Panduan pertama tidak berarti bahwa hanya akan ada satu nabi lagi setelah Musa (AS), melainkan akan datang dia yang secara khusus harus kita dengarkan karena dia memunyai peran yang istimewa berkaitan dengan pesannya‒yang adalah ‘Firman-Ku’. Karena hanya Allah sendiri mengetahui masa depan‒pasti tidak ada seorang manusia pun yang tahu, panduan yang kedua adalah cara agar orang-orang tahu apakah pesan tersebut benar-benar berasal dari Allah atau tidak.
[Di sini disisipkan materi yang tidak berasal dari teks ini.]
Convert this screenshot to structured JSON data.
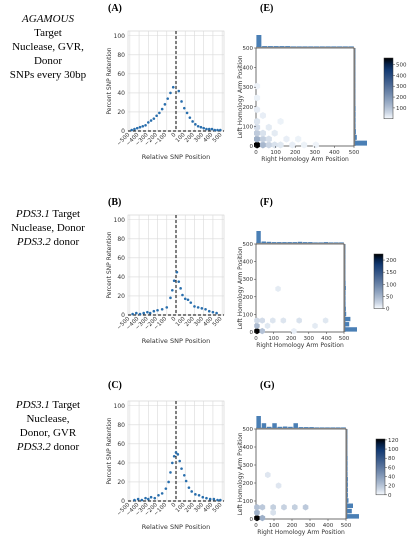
{
  "rows": [
    {
      "letter_left": "(A)",
      "letter_right": "(E)",
      "label_lines": [
        {
          "text": "AGAMOUS",
          "italic": true
        },
        {
          "text": "Target",
          "italic": false
        },
        {
          "text": "Nuclease, GVR,",
          "italic": false
        },
        {
          "text": "Donor",
          "italic": false
        },
        {
          "text": "SNPs every 30bp",
          "italic": false
        }
      ]
    },
    {
      "letter_left": "(B)",
      "letter_right": "(F)",
      "label_lines": [
        {
          "segments": [
            {
              "text": "PDS3.1",
              "italic": true
            },
            {
              "text": " Target",
              "italic": false
            }
          ]
        },
        {
          "text": "Nuclease, Donor",
          "italic": false
        },
        {
          "segments": [
            {
              "text": "PDS3.2",
              "italic": true
            },
            {
              "text": " donor",
              "italic": false
            }
          ]
        }
      ]
    },
    {
      "letter_left": "(C)",
      "letter_right": "(G)",
      "label_lines": [
        {
          "segments": [
            {
              "text": "PDS3.1",
              "italic": true
            },
            {
              "text": " Target",
              "italic": false
            }
          ]
        },
        {
          "text": "Nuclease,",
          "italic": false
        },
        {
          "text": "Donor, GVR",
          "italic": false
        },
        {
          "segments": [
            {
              "text": "PDS3.2",
              "italic": true
            },
            {
              "text": " donor",
              "italic": false
            }
          ]
        }
      ]
    }
  ],
  "colors": {
    "point": "#2a6fad",
    "grid": "#d9d9d9",
    "hist": "#4a7fb5",
    "cmap_low": "#f7fbff",
    "cmap_high": "#08306b",
    "cmap_top": "#000000"
  },
  "chart_data": [
    {
      "type": "scatter",
      "panel": "(A)",
      "xlabel": "Relative SNP Position",
      "ylabel": "Percent SNP Retention",
      "xlim": [
        -520,
        520
      ],
      "ylim": [
        0,
        105
      ],
      "xticks": [
        -500,
        -400,
        -300,
        -200,
        -100,
        0,
        100,
        200,
        300,
        400,
        500
      ],
      "xtick_labels": [
        "−500",
        "−400",
        "−300",
        "−200",
        "−100",
        "0",
        "100",
        "200",
        "300",
        "400",
        "500"
      ],
      "yticks": [
        0,
        20,
        40,
        60,
        80,
        100
      ],
      "grid": true,
      "reference_lines": {
        "vertical_x": 0,
        "horizontal_y": 0
      },
      "x": [
        -480,
        -450,
        -420,
        -390,
        -360,
        -330,
        -300,
        -270,
        -240,
        -210,
        -180,
        -150,
        -120,
        -90,
        -60,
        -30,
        30,
        60,
        90,
        120,
        150,
        180,
        210,
        240,
        270,
        300,
        330,
        360,
        390,
        420,
        450,
        480
      ],
      "y": [
        1,
        2,
        3,
        4,
        5,
        6,
        9,
        11,
        13,
        16,
        19,
        23,
        28,
        34,
        40,
        46,
        42,
        31,
        24,
        19,
        14,
        10,
        7,
        5,
        4,
        3,
        2,
        2,
        2,
        1,
        1,
        1
      ]
    },
    {
      "type": "scatter",
      "panel": "(B)",
      "xlabel": "Relative SNP Position",
      "ylabel": "Percent SNP Retention",
      "xlim": [
        -520,
        520
      ],
      "ylim": [
        0,
        105
      ],
      "xticks": [
        -500,
        -400,
        -300,
        -200,
        -100,
        0,
        100,
        200,
        300,
        400,
        500
      ],
      "xtick_labels": [
        "−500",
        "−400",
        "−300",
        "−200",
        "−100",
        "0",
        "100",
        "200",
        "300",
        "400",
        "500"
      ],
      "yticks": [
        0,
        20,
        40,
        60,
        80,
        100
      ],
      "grid": true,
      "reference_lines": {
        "vertical_x": 0,
        "horizontal_y": 0
      },
      "x": [
        -470,
        -430,
        -390,
        -350,
        -310,
        -280,
        -240,
        -200,
        -150,
        -100,
        -60,
        -40,
        -20,
        10,
        30,
        50,
        70,
        100,
        130,
        160,
        200,
        240,
        280,
        320,
        360,
        400,
        440
      ],
      "y": [
        1,
        2,
        1,
        2,
        3,
        2,
        4,
        5,
        6,
        8,
        18,
        26,
        36,
        45,
        35,
        28,
        21,
        17,
        16,
        13,
        9,
        8,
        7,
        6,
        4,
        3,
        2
      ]
    },
    {
      "type": "scatter",
      "panel": "(C)",
      "xlabel": "Relative SNP Position",
      "ylabel": "Percent SNP Retention",
      "xlim": [
        -520,
        520
      ],
      "ylim": [
        0,
        105
      ],
      "xticks": [
        -500,
        -400,
        -300,
        -200,
        -100,
        0,
        100,
        200,
        300,
        400,
        500
      ],
      "xtick_labels": [
        "−500",
        "−400",
        "−300",
        "−200",
        "−100",
        "0",
        "100",
        "200",
        "300",
        "400",
        "500"
      ],
      "yticks": [
        0,
        20,
        40,
        60,
        80,
        100
      ],
      "grid": true,
      "reference_lines": {
        "vertical_x": 0,
        "horizontal_y": 0
      },
      "x": [
        -450,
        -410,
        -370,
        -330,
        -300,
        -270,
        -230,
        -190,
        -150,
        -110,
        -80,
        -60,
        -40,
        -20,
        0,
        20,
        40,
        60,
        90,
        110,
        140,
        170,
        210,
        250,
        290,
        330,
        370,
        410,
        450,
        480
      ],
      "y": [
        1,
        2,
        1,
        3,
        2,
        4,
        3,
        6,
        8,
        13,
        20,
        30,
        40,
        47,
        51,
        49,
        42,
        34,
        27,
        21,
        14,
        10,
        7,
        6,
        4,
        3,
        2,
        2,
        1,
        1
      ]
    },
    {
      "type": "heatmap",
      "panel": "(E)",
      "xlabel": "Right Homology Arm Position",
      "ylabel": "Left Homology Arm Position",
      "xlim": [
        0,
        500
      ],
      "ylim": [
        0,
        500
      ],
      "xticks": [
        0,
        100,
        200,
        300,
        400,
        500
      ],
      "yticks": [
        0,
        100,
        200,
        300,
        400,
        500
      ],
      "colorbar_ticks": [
        100,
        200,
        300,
        400,
        500
      ],
      "colorbar_max": 560,
      "cells": [
        {
          "x": 0,
          "y": 0,
          "v": 560
        },
        {
          "x": 30,
          "y": 0,
          "v": 120
        },
        {
          "x": 60,
          "y": 0,
          "v": 60
        },
        {
          "x": 0,
          "y": 30,
          "v": 140
        },
        {
          "x": 30,
          "y": 30,
          "v": 70
        },
        {
          "x": 0,
          "y": 60,
          "v": 80
        },
        {
          "x": 60,
          "y": 30,
          "v": 40
        },
        {
          "x": 30,
          "y": 60,
          "v": 35
        },
        {
          "x": 90,
          "y": 0,
          "v": 35
        },
        {
          "x": 0,
          "y": 90,
          "v": 45
        },
        {
          "x": 0,
          "y": 120,
          "v": 30
        },
        {
          "x": 120,
          "y": 0,
          "v": 25
        },
        {
          "x": 90,
          "y": 60,
          "v": 20
        },
        {
          "x": 60,
          "y": 90,
          "v": 20
        },
        {
          "x": 150,
          "y": 30,
          "v": 15
        },
        {
          "x": 30,
          "y": 150,
          "v": 15
        },
        {
          "x": 0,
          "y": 180,
          "v": 18
        },
        {
          "x": 180,
          "y": 0,
          "v": 15
        },
        {
          "x": 210,
          "y": 30,
          "v": 10
        },
        {
          "x": 0,
          "y": 240,
          "v": 10
        },
        {
          "x": 240,
          "y": 0,
          "v": 10
        },
        {
          "x": 120,
          "y": 120,
          "v": 10
        },
        {
          "x": 300,
          "y": 0,
          "v": 8
        },
        {
          "x": 0,
          "y": 300,
          "v": 8
        }
      ],
      "top_hist": {
        "bins": [
          15,
          45,
          75,
          105,
          135,
          165,
          195,
          225,
          255,
          285,
          315,
          345,
          375,
          405,
          435,
          465,
          495
        ],
        "counts": [
          40,
          3,
          3,
          3,
          3,
          3,
          2,
          2,
          2,
          2,
          2,
          2,
          2,
          2,
          2,
          2,
          2
        ],
        "max": 40
      },
      "right_hist": {
        "bins": [
          15,
          45,
          75,
          105,
          135,
          165,
          195,
          225,
          255,
          285,
          315,
          345,
          375,
          405,
          435,
          465,
          495
        ],
        "counts": [
          40,
          6,
          3,
          2,
          2,
          2,
          2,
          1,
          1,
          1,
          1,
          1,
          1,
          1,
          1,
          1,
          1
        ],
        "max": 40
      }
    },
    {
      "type": "heatmap",
      "panel": "(F)",
      "xlabel": "Right Homology Arm Position",
      "ylabel": "Left Homology Arm Position",
      "xlim": [
        0,
        500
      ],
      "ylim": [
        0,
        500
      ],
      "xticks": [
        0,
        100,
        200,
        300,
        400,
        500
      ],
      "yticks": [
        0,
        100,
        200,
        300,
        400,
        500
      ],
      "colorbar_ticks": [
        0,
        50,
        100,
        150,
        200
      ],
      "colorbar_max": 225,
      "cells": [
        {
          "x": 0,
          "y": 0,
          "v": 225
        },
        {
          "x": 30,
          "y": 0,
          "v": 40
        },
        {
          "x": 0,
          "y": 30,
          "v": 45
        },
        {
          "x": 0,
          "y": 60,
          "v": 20
        },
        {
          "x": 30,
          "y": 60,
          "v": 18
        },
        {
          "x": 90,
          "y": 60,
          "v": 12
        },
        {
          "x": 150,
          "y": 60,
          "v": 12
        },
        {
          "x": 240,
          "y": 60,
          "v": 14
        },
        {
          "x": 390,
          "y": 60,
          "v": 10
        },
        {
          "x": 60,
          "y": 30,
          "v": 10
        },
        {
          "x": 120,
          "y": 240,
          "v": 8
        },
        {
          "x": 330,
          "y": 30,
          "v": 8
        },
        {
          "x": 210,
          "y": 0,
          "v": 6
        }
      ],
      "top_hist": {
        "bins": [
          15,
          45,
          75,
          105,
          135,
          165,
          195,
          225,
          255,
          285,
          315,
          345,
          375,
          405,
          435,
          465,
          495
        ],
        "counts": [
          40,
          5,
          4,
          3,
          3,
          3,
          3,
          3,
          4,
          3,
          3,
          2,
          2,
          3,
          2,
          2,
          2
        ],
        "max": 40
      },
      "right_hist": {
        "bins": [
          15,
          45,
          75,
          105,
          135,
          165,
          195,
          225,
          255,
          285,
          315,
          345,
          375,
          405,
          435,
          465,
          495
        ],
        "counts": [
          40,
          14,
          18,
          4,
          3,
          2,
          2,
          2,
          3,
          2,
          1,
          1,
          1,
          1,
          1,
          1,
          1
        ],
        "max": 40
      }
    },
    {
      "type": "heatmap",
      "panel": "(G)",
      "xlabel": "Right Homology Arm Position",
      "ylabel": "Left Homology Arm Position",
      "xlim": [
        0,
        500
      ],
      "ylim": [
        0,
        500
      ],
      "xticks": [
        0,
        100,
        200,
        300,
        400,
        500
      ],
      "yticks": [
        0,
        100,
        200,
        300,
        400,
        500
      ],
      "colorbar_ticks": [
        0,
        20,
        40,
        60,
        80,
        100,
        120
      ],
      "colorbar_max": 122,
      "cells": [
        {
          "x": 0,
          "y": 0,
          "v": 122
        },
        {
          "x": 30,
          "y": 0,
          "v": 30
        },
        {
          "x": 0,
          "y": 30,
          "v": 30
        },
        {
          "x": 0,
          "y": 60,
          "v": 22
        },
        {
          "x": 30,
          "y": 60,
          "v": 18
        },
        {
          "x": 90,
          "y": 60,
          "v": 15
        },
        {
          "x": 150,
          "y": 60,
          "v": 14
        },
        {
          "x": 210,
          "y": 60,
          "v": 15
        },
        {
          "x": 270,
          "y": 60,
          "v": 18
        },
        {
          "x": 90,
          "y": 30,
          "v": 8
        },
        {
          "x": 120,
          "y": 180,
          "v": 6
        },
        {
          "x": 60,
          "y": 240,
          "v": 6
        }
      ],
      "top_hist": {
        "bins": [
          15,
          45,
          75,
          105,
          135,
          165,
          195,
          225,
          255,
          285,
          315,
          345,
          375,
          405,
          435,
          465,
          495
        ],
        "counts": [
          40,
          16,
          4,
          16,
          4,
          5,
          4,
          16,
          3,
          3,
          3,
          2,
          2,
          2,
          2,
          2,
          2
        ],
        "max": 40
      },
      "right_hist": {
        "bins": [
          15,
          45,
          75,
          105,
          135,
          165,
          195,
          225,
          255,
          285,
          315,
          345,
          375,
          405,
          435,
          465,
          495
        ],
        "counts": [
          40,
          16,
          20,
          5,
          3,
          3,
          3,
          3,
          2,
          2,
          2,
          2,
          1,
          1,
          1,
          1,
          1
        ],
        "max": 40
      }
    }
  ]
}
Kita lihat kemudian bagaimana Musa (AS) menggunakan panduan kedua ini untuk melihat masa depan bani Israil dalam Berkat dan Kutuk Bani Israil‒yang menutup Taurat.

Namun, bagaimana dengan ‘Nabi yang akan datang’ ini? Siapakah dia? Beberapa ulama berpendapat bahwa frasa ini mengacu pada Nabi Muhammad (SAW). Namun, perhatikan bahwa nubuatan ini menyatakan bahwa nabi ini akan “muncul dari bani Israil”‒yang berarti bahwa nabi ini adalah orang Yahudi. Jadi, pasti nubuatan ini tidak mengacu pada Nabi Muhammad (SAW). Ulama-ulama yang lain sudah bertanya-tanya kalau nubuatan ini mengacu pada Nabi Isa Almasih (AS). Dia adalah seorang Yahudi dan Dia juga mengajar dengan penuh kuasa‒sebagaimana jika perkataan Allah ada ‘dalam mulut-Nya’. Kedatangan Isa Almasih (AS) telah dilihat jauh sebelumnya yaitu dalam Kurban Persembahan Ibrahim, dalam Paskah, dan juga dalam nubuatan ‘sang nabi’ dengan Firman Allah dalam mulut-Nya.